Le grucce pendevano con l’indolenza di ossa disarticolate. Una camicia maschile, larga e lisa, si fece avanti dal mucchio di gonne come un corpo fuori posto. «Che ci fa questo qui?» borbottò, tirando il tessuto che odorava di fumo di pipa. La sorella Eudora non aveva mai avuto un marito, né un amante, almeno che lei sapesse.


Udì un cigolio: una gruccia si mosse, oscillando lenta, benché la finestra fosse chiusa e l’aria fosse immbile. Si fece il segno della croce con la stessa velocità con cui, anni prima, aveva afferrato un coltello per scacciare un vagabondo dalla sua cucina.

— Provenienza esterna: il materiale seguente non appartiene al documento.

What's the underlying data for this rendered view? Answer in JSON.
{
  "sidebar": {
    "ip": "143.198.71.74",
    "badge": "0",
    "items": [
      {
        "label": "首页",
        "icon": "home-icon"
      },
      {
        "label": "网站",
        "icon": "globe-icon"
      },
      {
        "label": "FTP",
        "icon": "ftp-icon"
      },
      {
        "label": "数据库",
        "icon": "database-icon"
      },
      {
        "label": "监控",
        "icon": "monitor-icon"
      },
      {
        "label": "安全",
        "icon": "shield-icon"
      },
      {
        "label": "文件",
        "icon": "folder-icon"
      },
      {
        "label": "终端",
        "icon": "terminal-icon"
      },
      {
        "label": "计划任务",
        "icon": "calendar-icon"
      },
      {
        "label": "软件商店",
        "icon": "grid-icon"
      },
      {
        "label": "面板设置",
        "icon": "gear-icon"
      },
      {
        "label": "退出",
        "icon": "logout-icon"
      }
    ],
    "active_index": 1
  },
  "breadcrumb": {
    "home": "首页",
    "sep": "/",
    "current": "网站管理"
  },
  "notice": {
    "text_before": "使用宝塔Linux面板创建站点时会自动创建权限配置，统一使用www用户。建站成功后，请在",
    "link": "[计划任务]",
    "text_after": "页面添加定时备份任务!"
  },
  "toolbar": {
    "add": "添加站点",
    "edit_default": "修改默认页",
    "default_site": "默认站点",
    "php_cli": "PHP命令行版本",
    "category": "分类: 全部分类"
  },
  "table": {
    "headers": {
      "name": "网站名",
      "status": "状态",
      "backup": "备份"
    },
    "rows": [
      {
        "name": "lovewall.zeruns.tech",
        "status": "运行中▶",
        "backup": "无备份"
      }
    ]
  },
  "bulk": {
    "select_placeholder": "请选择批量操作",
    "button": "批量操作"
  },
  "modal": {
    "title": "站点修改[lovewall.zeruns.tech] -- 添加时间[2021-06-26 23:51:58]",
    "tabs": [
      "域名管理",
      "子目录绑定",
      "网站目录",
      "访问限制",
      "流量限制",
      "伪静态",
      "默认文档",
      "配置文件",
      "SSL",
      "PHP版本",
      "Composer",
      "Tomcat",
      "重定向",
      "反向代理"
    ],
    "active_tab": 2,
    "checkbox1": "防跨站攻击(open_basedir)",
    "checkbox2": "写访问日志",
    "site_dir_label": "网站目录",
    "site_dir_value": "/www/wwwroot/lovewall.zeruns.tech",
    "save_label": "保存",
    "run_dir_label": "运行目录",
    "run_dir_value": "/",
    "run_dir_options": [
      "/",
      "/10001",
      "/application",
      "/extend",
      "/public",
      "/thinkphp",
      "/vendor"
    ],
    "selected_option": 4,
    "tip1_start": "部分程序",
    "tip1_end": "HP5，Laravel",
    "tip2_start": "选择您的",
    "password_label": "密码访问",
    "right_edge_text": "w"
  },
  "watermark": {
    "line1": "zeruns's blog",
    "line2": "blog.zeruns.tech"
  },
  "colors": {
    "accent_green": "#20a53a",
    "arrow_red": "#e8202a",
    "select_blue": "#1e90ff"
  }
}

Dietro le giacche color pastello, intravide un rotolo di carta ingiallita. Lo srotolò: erano pagine di un quaderno, fitte di una scrittura storta e furiosa. Il Signore non guarda ai vestiti che indossiamo, ma a quelli che ci togliamo davanti a Lui, diceva una riga. Un’altra: Ogni stagione persa è un debito che si accumula.

Il cuore le batteva forte, ma non di paura: di rabbia. Quelle frasi suonavano come accuse. Riarrotolò le pagine con stizza. Subito dopo le sembrò di udire un fruscio dietro di lei. Si voltò di scatto, come se qualcuno fosse alle sue spalle, e non vide che l’ombra del suo stesso corpo.

«Sciocchezze» sibilò. «Fantasie da zitella».

Chiuse l’armadio con uno strattone. Ma, appena fuori dalla stanza, sentì ancora il cigolio della gruccia, ritmico come un pendolo, come se qualcuno contasse il tempo che le restava.